The Finest Hours
By Brian Eggert |
Disney’s The Finest Hours recounts a real-life 1952 rescue mission off the coast of Massachusetts, where a foursome of Coast Guarders journeyed into raging winter waters to rescue the survivors of an oil tanker torn in half by violent waves. Based on the 2010 book The Finest Hours: The True Story of the U.S. Coast Guard’s Most Daring Sea Rescue by Michael J. Tougias and Casey Sherman, the film proceeds in a predictable structure. A good-looking cast of leading men (headlined by Chris Pine and Casey Affleck) do brave things while their women wait at home, worried that they’ll never see their husbands again. Director Craig Gillespie (Lars and the Real Girl, the remake Fright Night) delivers a workmanlike production with some diverting special FX, but the forgettable result doesn’t heat those frigid waters enough to make the experience memorable.
Writers Scott Silver, Paul Tamsay, and Eric Johnson spend the first fifteen minutes establishing a romance between the quiet young Coast Guard sailor Bernie Webber (Chris Pine) and Miriam (Holliday Grainger), his strong-willed girlfriend. Bernie is timid and by-the-book, and Pine is miscast in the role. Known for cocky braggadocios like James T. Kirk, Pine, and his commandingly sized head, can’t quite pull off humble and respectable. Nevertheless, Miriam takes control and asks him to marry her, which he agrees to, but only if, in an outdated formality, his commanding officer (Eric Bana, underutilized) gives his consent. But before Bernie can ask permission, he’s ordered out to sea in a small, 36-foot boat along with three fellow sailors (Ben Foster, Kyle Gallner, and John Magaro) to rescue the survivors of a wrecked oil tanker. Having spent so much time establishing Bernie’s romance, we’re less concerned about the rescue mission than Bernie getting back for Miriam.

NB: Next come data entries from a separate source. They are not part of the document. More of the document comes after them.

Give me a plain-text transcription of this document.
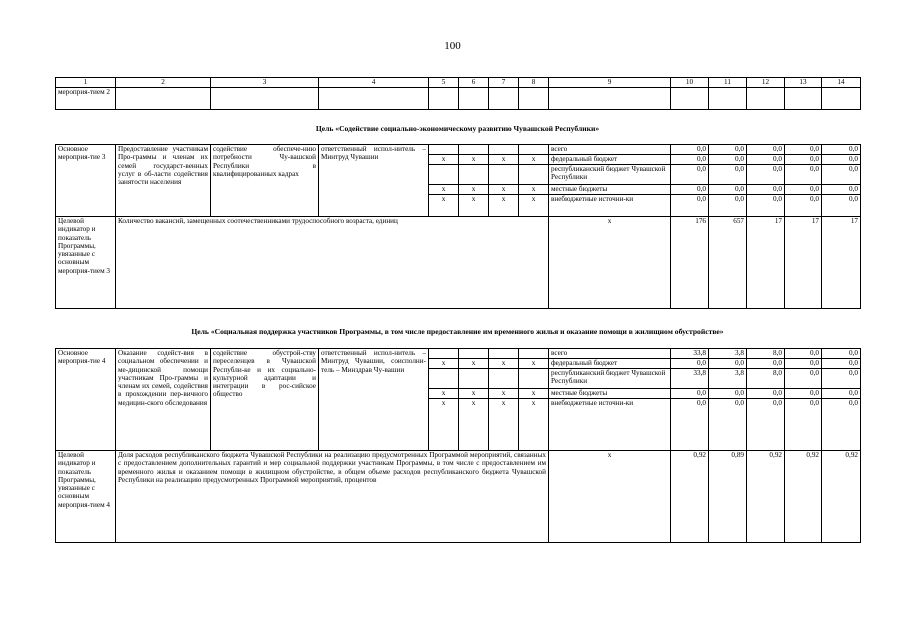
100
1	2	3	4	5	6	7	8	9	10	11	12	13	14
мероприя-тием 2													
Цель «Содействие социально-экономическому развитию Чувашской Республики»
Основное мероприя-тие 3	Предоставление участникам Про-граммы и членам их семей государст-венных услуг в об-ласти содействия занятости населения	содействие обеспече-нию потребности Чу-вашской Республики в квалифицированных кадрах	ответственный испол-нитель – Минтруд Чувашии					всего	0,0	0,0	0,0	0,0	0,0
				х	х	х	х	федеральный бюджет	0,0	0,0	0,0	0,0	0,0
								республиканский бюджет Чувашской Республики	0,0	0,0	0,0	0,0	0,0
				х	х	х	х	местные бюджеты	0,0	0,0	0,0	0,0	0,0
				х	х	х	х	внебюджетные источни-ки	0,0	0,0	0,0	0,0	0,0
Целевой индикатор и показатель Программы, увязанные с основным мероприя-тием 3	Количество вакансий, замещенных соотечественниками трудоспособного возраста, единиц							х	176	657	17	17	17
Цель «Социальная поддержка участников Программы, в том числе предоставление им временного жилья и оказание помощи в жилищном обустройстве»
Основное мероприя-тие 4	Оказание содейст-вия в социальном обеспечении и ме-дицинской помощи участникам Про-граммы и членам их семей, содействия в прохождении пер-вичного медицин-ского обследования	содействие обустрой-ству переселенцев в Чувашской Республи-ке и их социально-культурной адаптации и интеграции в рос-сийское общество	ответственный испол-нитель – Минтруд Чувашии, соисполни-тель – Минздрав Чу-вашии					всего	33,8	3,8	8,0	0,0	0,0
				х	х	х	х	федеральный бюджет	0,0	0,0	0,0	0,0	0,0
								республиканский бюджет Чувашской Республики	33,8	3,8	8,0	0,0	0,0
				х	х	х	х	местные бюджеты	0,0	0,0	0,0	0,0	0,0
				х	х	х	х	внебюджетные источни-ки	0,0	0,0	0,0	0,0	0,0
Целевой индикатор и показатель Программы, увязанные с основным мероприя-тием 4	Доля расходов республиканского бюджета Чувашской Республики на реализацию предусмотренных Программой мероприятий, связанных с предоставлением дополнительных гарантий и мер социальной поддержки участникам Программы, в том числе с предоставлением им временного жилья и оказанием помощи в жилищном обустройстве, в общем объеме расходов республиканского бюджета Чувашской Республики на реализацию предусмотренных Программой мероприятий, процентов							х	0,92	0,89	0,92	0,92	0,92
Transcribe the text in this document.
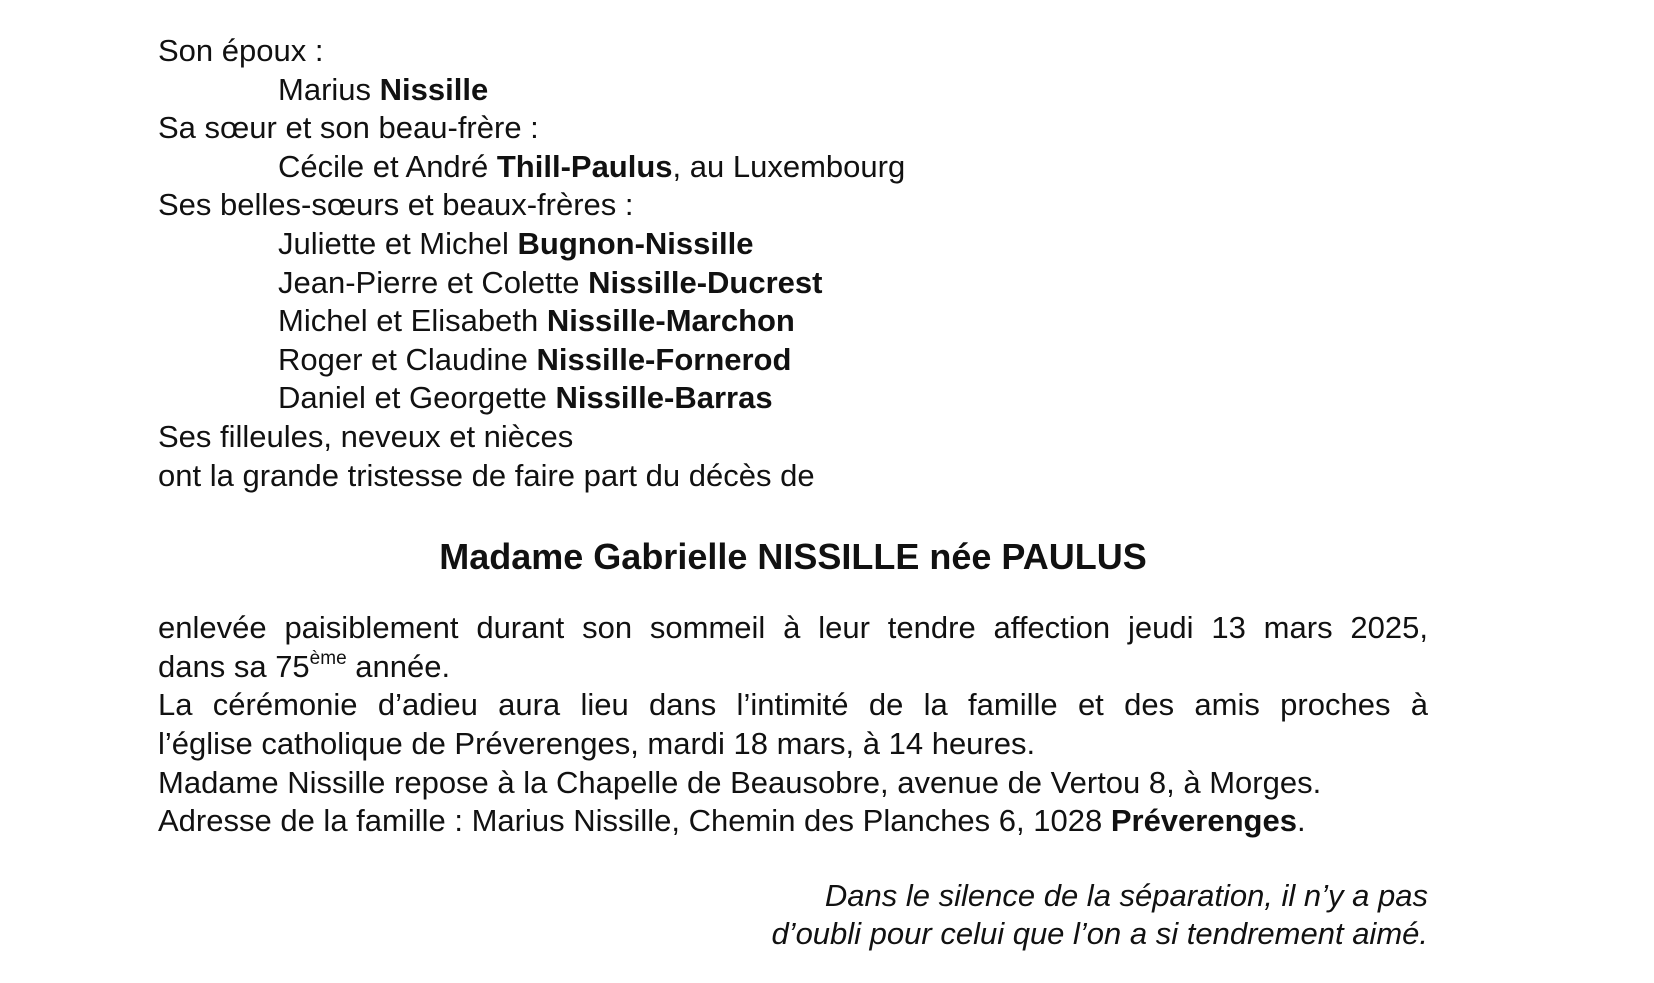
Son époux :
Marius Nissille
Sa sœur et son beau-frère :
Cécile et André Thill-Paulus, au Luxembourg
Ses belles-sœurs et beaux-frères :
Juliette et Michel Bugnon-Nissille
Jean-Pierre et Colette Nissille-Ducrest
Michel et Elisabeth Nissille-Marchon
Roger et Claudine Nissille-Fornerod
Daniel et Georgette Nissille-Barras
Ses filleules, neveux et nièces
ont la grande tristesse de faire part du décès de
Madame Gabrielle NISSILLE née PAULUS
enlevée paisiblement durant son sommeil à leur tendre affection jeudi 13 mars 2025,
dans sa 75ème année.
La cérémonie d’adieu aura lieu dans l’intimité de la famille et des amis proches à
l’église catholique de Préverenges, mardi 18 mars, à 14 heures.
Madame Nissille repose à la Chapelle de Beausobre, avenue de Vertou 8, à Morges.
Adresse de la famille : Marius Nissille, Chemin des Planches 6, 1028 Préverenges.
Dans le silence de la séparation, il n’y a pas
d’oubli pour celui que l’on a si tendrement aimé.
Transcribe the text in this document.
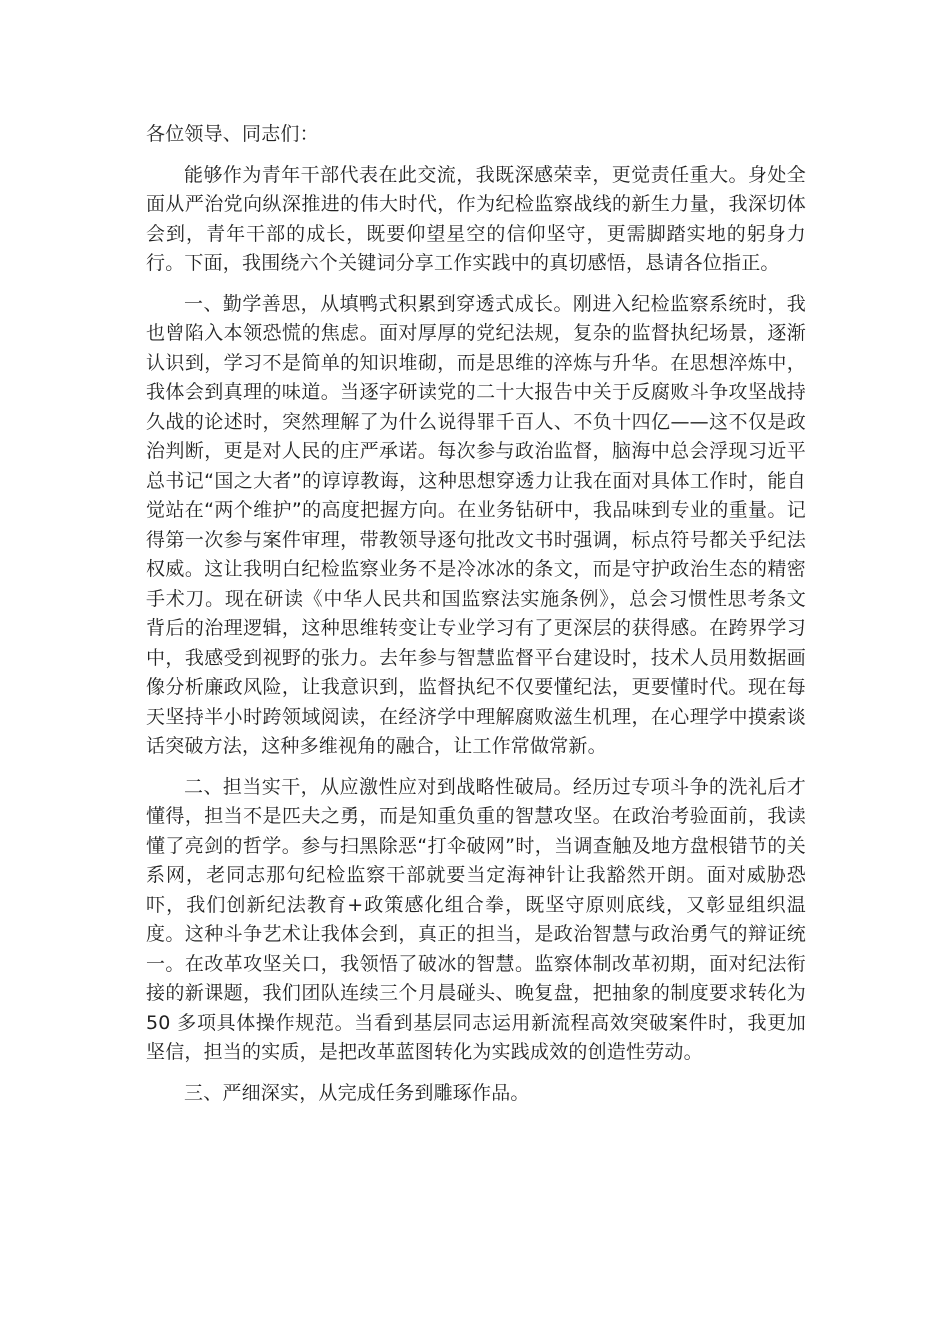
各位领导、同志们：

能够作为青年干部代表在此交流，我既深感荣幸，更觉责任重大。身处全面从严治党向纵深推进的伟大时代，作为纪检监察战线的新生力量，我深切体会到，青年干部的成长，既要仰望星空的信仰坚守，更需脚踏实地的躬身力行。下面，我围绕六个关键词分享工作实践中的真切感悟，恳请各位指正。

一、勤学善思，从填鸭式积累到穿透式成长。刚进入纪检监察系统时，我也曾陷入本领恐慌的焦虑。面对厚厚的党纪法规，复杂的监督执纪场景，逐渐认识到，学习不是简单的知识堆砌，而是思维的淬炼与升华。在思想淬炼中，我体会到真理的味道。当逐字研读党的二十大报告中关于反腐败斗争攻坚战持久战的论述时，突然理解了为什么说得罪千百人、不负十四亿——这不仅是政治判断，更是对人民的庄严承诺。每次参与政治监督，脑海中总会浮现习近平总书记“国之大者”的谆谆教诲，这种思想穿透力让我在面对具体工作时，能自觉站在“两个维护”的高度把握方向。在业务钻研中，我品味到专业的重量。记得第一次参与案件审理，带教领导逐句批改文书时强调，标点符号都关乎纪法权威。这让我明白纪检监察业务不是冷冰冰的条文，而是守护政治生态的精密手术刀。现在研读《中华人民共和国监察法实施条例》，总会习惯性思考条文背后的治理逻辑，这种思维转变让专业学习有了更深层的获得感。在跨界学习中，我感受到视野的张力。去年参与智慧监督平台建设时，技术人员用数据画像分析廉政风险，让我意识到，监督执纪不仅要懂纪法，更要懂时代。现在每天坚持半小时跨领域阅读，在经济学中理解腐败滋生机理，在心理学中摸索谈话突破方法，这种多维视角的融合，让工作常做常新。

二、担当实干，从应激性应对到战略性破局。经历过专项斗争的洗礼后才懂得，担当不是匹夫之勇，而是知重负重的智慧攻坚。在政治考验面前，我读懂了亮剑的哲学。参与扫黑除恶“打伞破网”时，当调查触及地方盘根错节的关系网，老同志那句纪检监察干部就要当定海神针让我豁然开朗。面对威胁恐吓，我们创新纪法教育+政策感化组合拳，既坚守原则底线，又彰显组织温度。这种斗争艺术让我体会到，真正的担当，是政治智慧与政治勇气的辩证统一。在改革攻坚关口，我领悟了破冰的智慧。监察体制改革初期，面对纪法衔接的新课题，我们团队连续三个月晨碰头、晚复盘，把抽象的制度要求转化为 50 多项具体操作规范。当看到基层同志运用新流程高效突破案件时，我更加坚信，担当的实质，是把改革蓝图转化为实践成效的创造性劳动。

三、严细深实，从完成任务到雕琢作品。
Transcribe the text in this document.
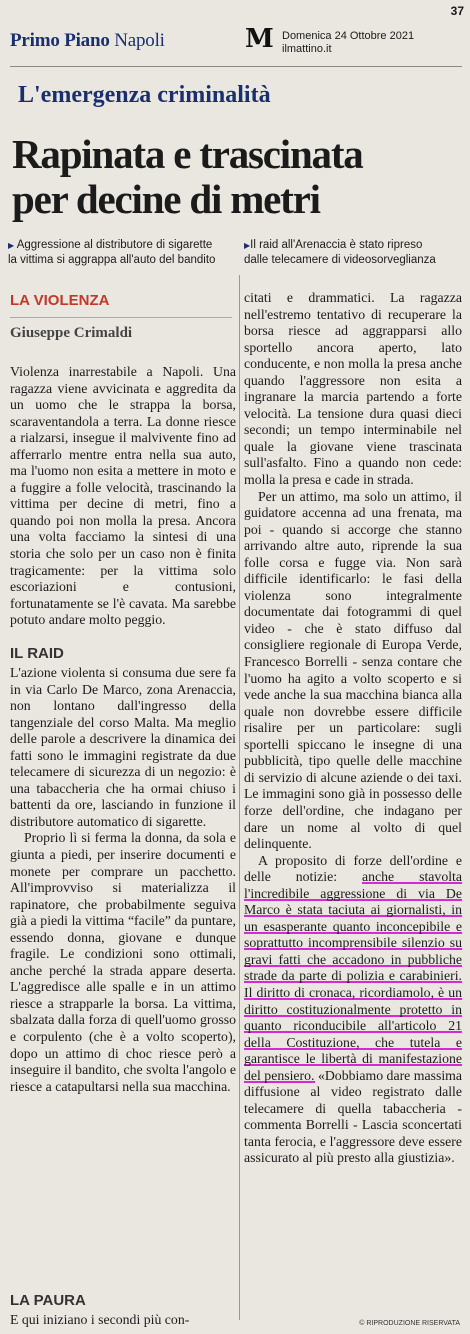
37
Primo Piano Napoli	M Domenica 24 Ottobre 2021
ilmattino.it
L'emergenza criminalità
Rapinata e trascinata
per decine di metri
▶ Aggressione al distributore di sigarette
la vittima si aggrappa all'auto del bandito
▶Il raid all'Arenaccia è stato ripreso
dalle telecamere di videosorveglianza
LA VIOLENZA
Giuseppe Crimaldi

Violenza inarrestabile a Napoli. Una ragazza viene avvicinata e aggredita da un uomo che le strappa la borsa, scaraventandola a terra. La donne riesce a rialzarsi, insegue il malvivente fino ad afferrarlo mentre entra nella sua auto, ma l'uomo non esita a mettere in moto e a fuggire a folle velocità, trascinando la vittima per decine di metri, fino a quando poi non molla la presa. Ancora una volta facciamo la sintesi di una storia che solo per un caso non è finita tragicamente: per la vittima solo escoriazioni e contusioni, fortunatamente se l'è cavata. Ma sarebbe potuto andare molto peggio.

IL RAID

L'azione violenta si consuma due sere fa in via Carlo De Marco, zona Arenaccia, non lontano dall'ingresso della tangenziale del corso Malta. Ma meglio delle parole a descrivere la dinamica dei fatti sono le immagini registrate da due telecamere di sicurezza di un negozio: è una tabaccheria che ha ormai chiuso i battenti da ore, lasciando in funzione il distributore automatico di sigarette.

Proprio lì si ferma la donna, da sola e giunta a piedi, per inserire documenti e monete per comprare un pacchetto. All'improvviso si materializza il rapinatore, che probabilmente seguiva già a piedi la vittima “facile” da puntare, essendo donna, giovane e dunque fragile. Le condizioni sono ottimali, anche perché la strada appare deserta. L'aggredisce alle spalle e in un attimo riesce a strapparle la borsa. La vittima, sbalzata dalla forza di quell'uomo grosso e corpulento (che è a volto scoperto), dopo un attimo di choc riesce però a inseguire il bandito, che svolta l'angolo e riesce a catapultarsi nella sua macchina.

LA PAURA

E qui iniziano i secondi più con-

citati e drammatici. La ragazza nell'estremo tentativo di recuperare la borsa riesce ad aggrapparsi allo sportello ancora aperto, lato conducente, e non molla la presa anche quando l'aggressore non esita a ingranare la marcia partendo a forte velocità. La tensione dura quasi dieci secondi; un tempo interminabile nel quale la giovane viene trascinata sull'asfalto. Fino a quando non cede: molla la presa e cade in strada.

Per un attimo, ma solo un attimo, il guidatore accenna ad una frenata, ma poi - quando si accorge che stanno arrivando altre auto, riprende la sua folle corsa e fugge via. Non sarà difficile identificarlo: le fasi della violenza sono integralmente documentate dai fotogrammi di quel video - che è stato diffuso dal consigliere regionale di Europa Verde, Francesco Borrelli - senza contare che l'uomo ha agito a volto scoperto e si vede anche la sua macchina bianca alla quale non dovrebbe essere difficile risalire per un particolare: sugli sportelli spiccano le insegne di una pubblicità, tipo quelle delle macchine di servizio di alcune aziende o dei taxi. Le immagini sono già in possesso delle forze dell'ordine, che indagano per dare un nome al volto di quel delinquente.

A proposito di forze dell'ordine e delle notizie: anche stavolta l'incredibile aggressione di via De Marco è stata taciuta ai giornalisti, in un esasperante quanto inconcepibile e soprattutto incomprensibile silenzio su gravi fatti che accadono in pubbliche strade da parte di polizia e carabinieri. Il diritto di cronaca, ricordiamolo, è un diritto costituzionalmente protetto in quanto riconducibile all'articolo 21 della Costituzione, che tutela e garantisce le libertà di manifestazione del pensiero. «Dobbiamo dare massima diffusione al video registrato dalle telecamere di quella tabaccheria - commenta Borrelli - Lascia sconcertati tanta ferocia, e l'aggressore deve essere assicurato al più presto alla giustizia».

© RIPRODUZIONE RISERVATA
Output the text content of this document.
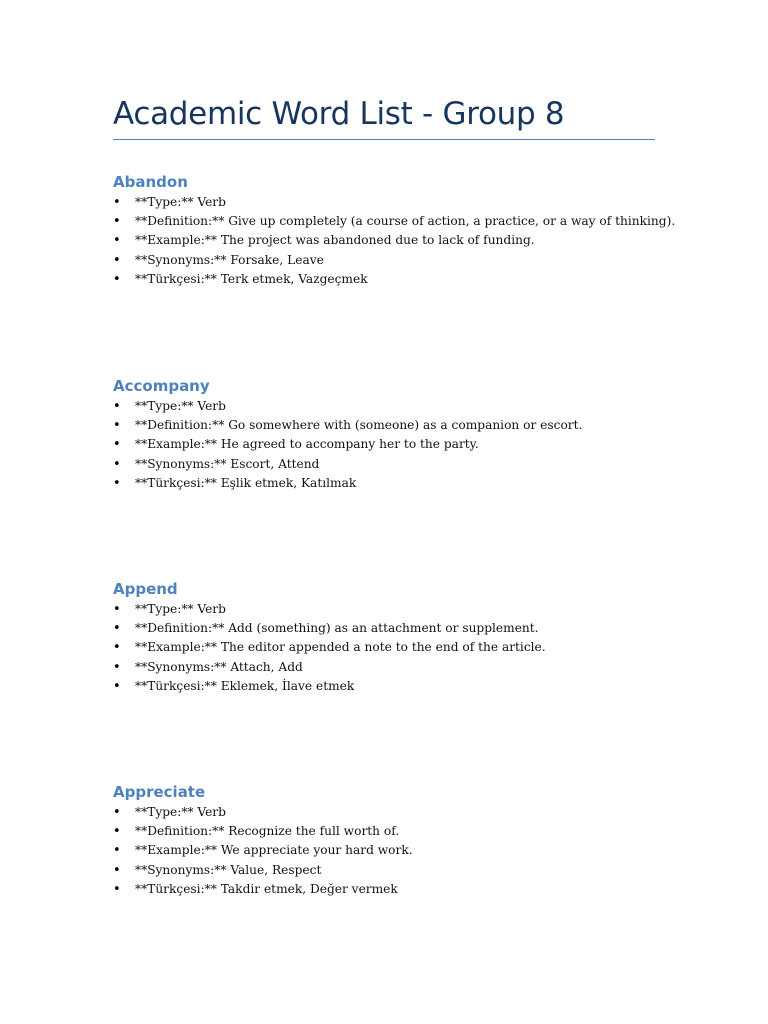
Academic Word List - Group 8
Abandon
•	**Type:** Verb
•	**Definition:** Give up completely (a course of action, a practice, or a way of thinking).
•	**Example:** The project was abandoned due to lack of funding.
•	**Synonyms:** Forsake, Leave
•	**Türkçesi:** Terk etmek, Vazgeçmek
Accompany
•	**Type:** Verb
•	**Definition:** Go somewhere with (someone) as a companion or escort.
•	**Example:** He agreed to accompany her to the party.
•	**Synonyms:** Escort, Attend
•	**Türkçesi:** Eşlik etmek, Katılmak
Append
•	**Type:** Verb
•	**Definition:** Add (something) as an attachment or supplement.
•	**Example:** The editor appended a note to the end of the article.
•	**Synonyms:** Attach, Add
•	**Türkçesi:** Eklemek, İlave etmek
Appreciate
•	**Type:** Verb
•	**Definition:** Recognize the full worth of.
•	**Example:** We appreciate your hard work.
•	**Synonyms:** Value, Respect
•	**Türkçesi:** Takdir etmek, Değer vermek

The film crosscuts between Bernie’s perilous drive over towering waves in the storm and the oil tanker crew, now separated from their captain’s sunken half of the ship. Casey Affleck plays the boat’s chief engineer, Ray Sybert, who takes control of the situation. Affleck and Pine’s characters have much in common: they’re both quiet loners among rugged men; they’re usually both the most intelligent person in the room (or on the boat); and they’re both disliked by their fellow crewmates. Affleck is very effective as Ray, who must convince a staff of quarreling clichés to organize and save their swiftly sinking half of the tanker. Accompanied by a craggy Scotsman (Graham McTavish) and a large cook named Tiny (Abraham Benrubi), Ray must combat his skeptic, headed by the resident crab (Michael Raymond James), who of course comes around. Both groups, Bernie’s and Ray’s, struggle to survive the computer-generated waves until the daring sea rescue sequence occurs, and underwhelms.
Similar to The Perfect Storm or, more recently, In the Heart of the Sea, master shots of CGI waves crashing against animated boats become tiresome and dull, while closer scenes with actual water splashing on the faces of actors look like soundstage work with someone standing offscreen holding a bucket. The digital noise layered over many of the scenes spoils whatever goodwill the early romantic scenes established with their quiet intimacy. Cinematic realism isn’t so much Gillespie’s goal here; rather, he seeks to evoke a sense of spectacle. After all, The Finest Hours is available in 3D as well. And let’s not forget the heroes. But if there’s anything that’s grown tiresome in today’s film environment, it’s being told that someone’s heroic (see American Sniper or 13 Hours). While it was certainly an honorable and risky feat these men accomplished, their filmic tip-of-the-hat deserved better.
Scenes inside the broken tanker where Affleck maintains calm and gravitas against all possible outcomes remain stirring, and editor Tatiana S. Riegel assembles at least two jarring montages of everything going wrong at once. Metal tears, bolts pop, and water rushes in. Elsewhere, a digitally composed sequence meant to look like an extended shot follows men on deck relaying orders down to the engine room via a game of telephone; every time there’s a cut, the viewer will notice a brief digital blur that strings two unconnected shots together. That’s a fine metaphor for The Finest Hours, a series of passages connected by an artificial tissue composed of elements from Jaws (singing in the calm before the storm) to Titanic (two lovers separated by a sinking ship). It’s all very familiar and unremarkable filmmaking for an otherwise remarkable story.